Pemerintahan Presiden Amerika Serikat Joe Biden, yang menjadi penengah pembicaraan tersebut, berharap adanya terobosan pada menit-menit terakhir dalam pembicaraan tersebut sebelum Presiden terpilih AS Donald Trump menjabat pada tanggal 20 Januari.
Menteri Luar Negeri AS Antony Blinken mengatakan pada hari Senin bahwa Washington ingin melihat kesepakatan gencatan senjata di Gaza diselesaikan sebelum berakhirnya pemerintahan Biden, tetapi mungkin akan memakan waktu lebih lama.
"Kami sangat ingin menyelesaikannya dalam dua minggu ke depan, waktu yang tersisa," kata Blinken dalam konferensi pers di Korea Selatan, tempat ia sedang berkunjung. "Jika kami tidak menyelesaikannya dalam dua minggu ke depan, saya yakin ini akan selesai pada suatu saat, mudah-mudahan lebih cepat daripada lambat."
Al Jazeera melaporkan bahwa masih ada perbedaan signifikan yang harus dijembatani antara kedua belah pihak.
Pada akhirnya, perlu ada keputusan politik.

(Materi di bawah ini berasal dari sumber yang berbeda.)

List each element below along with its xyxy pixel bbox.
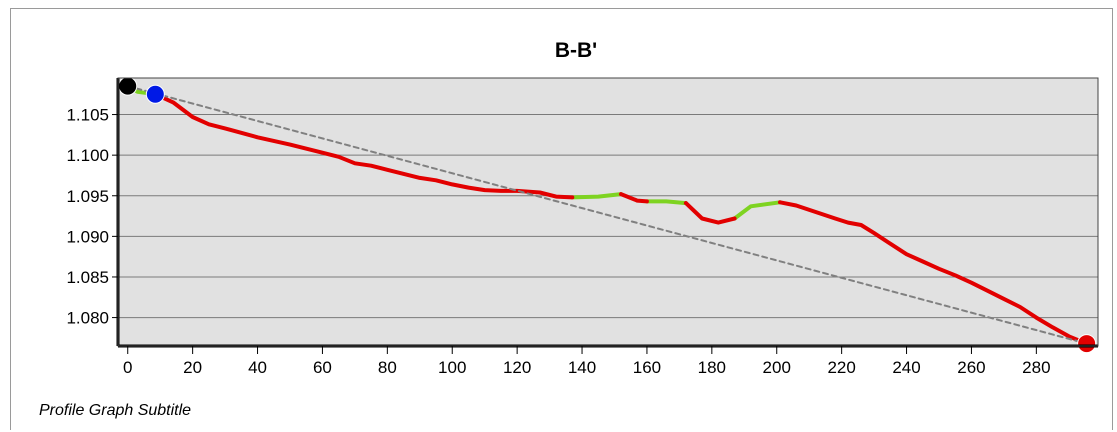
x-tick-label: 20 <box>183 358 202 377</box>
plot-border <box>117 77 1099 347</box>
x-tick-label: 260 <box>957 358 985 377</box>
marker-layer <box>118 76 1097 354</box>
y-tick-label: 1.105 <box>66 106 109 125</box>
x-tick-label: 220 <box>827 358 855 377</box>
chart-title: B-B' <box>555 39 597 62</box>
x-tick-label: 200 <box>763 358 791 377</box>
profile-segment <box>732 200 782 221</box>
profile-segment <box>683 201 737 225</box>
profile-point-marker <box>118 76 138 96</box>
profile-point-marker <box>1077 334 1097 354</box>
x-tick-label: 40 <box>248 358 267 377</box>
chart-frame: B-B' 1.080 1.085 1.090 1.095 1.100 1.105 0 20 40… <box>10 8 1113 430</box>
y-tick-label: 1.080 <box>66 309 109 328</box>
trend-line <box>126 85 1088 345</box>
profile-segment <box>619 192 649 204</box>
y-tick-label: 1.090 <box>66 227 109 246</box>
x-tick-label: 140 <box>568 358 596 377</box>
profile-segment <box>570 192 623 200</box>
y-tick-label: 1.095 <box>66 187 109 206</box>
profile-chart: B-B' 1.080 1.085 1.090 1.095 1.100 1.105 0 20 40… <box>39 39 1099 419</box>
x-tick-label: 280 <box>1022 358 1050 377</box>
y-tick-label: 1.100 <box>66 146 109 165</box>
x-tick-label: 180 <box>698 358 726 377</box>
x-tick-label: 80 <box>378 358 397 377</box>
profile-point-marker <box>145 84 165 104</box>
x-tick-label: 240 <box>892 358 920 377</box>
x-tick-label: 100 <box>438 358 466 377</box>
x-tick-label: 120 <box>503 358 531 377</box>
plot-area <box>118 78 1098 346</box>
series-layer <box>125 84 1089 346</box>
profile-segment <box>153 92 575 200</box>
profile-segment <box>644 199 688 206</box>
y-tick-label: 1.085 <box>66 268 109 287</box>
axis-ticks: 1.080 1.085 1.090 1.095 1.100 1.105 0 20 40 60 80 1… <box>66 106 1050 377</box>
x-tick-label: 60 <box>313 358 332 377</box>
profile-segment <box>778 200 1089 346</box>
chart-subtitle: Profile Graph Subtitle <box>39 402 191 419</box>
x-tick-label: 160 <box>633 358 661 377</box>
gridlines <box>118 114 1098 319</box>
x-tick-label: 0 <box>123 358 132 377</box>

Dan keputusan ini sekarang ada di tangan Perdana Menteri Israel Benjamin Netanyahu, karena Hamas telah menyerahkan bola ke pengadilan Israel. Dan terserah Israel apakah akan membawa ini ke tahap kedua atau tidak.
Hashem mengatakan negosiasi juga terjadi dalam konteks peringatan Trump tentang konsekuensi tidak tercapainya kesepakatan.
Trump memperingatkan beberapa minggu lalu bahwa jika tidak ada gencatan senjata saat ia menjabat, maka neraka akan terjadi. Jadi, siapa yang ia peringatkan? Apakah Netanyahu? Tidak mungkin. Hamas? Sangat mungkin.
“Jadi, bagaimana Hamas akan menangani ini? Apakah mereka akan menyerah pada apa yang selama ini mereka perjuangkan? Terutama masalah penarikan Israel dari Gaza dan gencatan senjata permanen. Karena saat ini, saat Hamas membebaskan tawanan yang ditahannya, tidak ada jaminan bahwa perang ini akan berakhir. Dan itulah sebabnya Hamas menginginkan komitmen yang jelas dari Israel.”
Israel pada hari Minggu terus membombardir Gaza, dengan militernya mengklaim telah menyerang lebih dari 100 “target teroris” di daerah kantong itu selama akhir pekan.
Pejabat kesehatan Gaza mengatakan serangan Israel telah menewaskan lebih dari 100 warga Palestina, termasuk lima orang di sebuah rumah di kamp Nuseirat dan lima orang di sebuah kantor polisi di Khan Younis.
Lebih dari 45.800 warga Palestina telah tewas sejak Israel melancarkan perangnya di Gaza sebagai tanggapan atas serangan Hamas pada tanggal 7 Oktober 2023 di negara itu.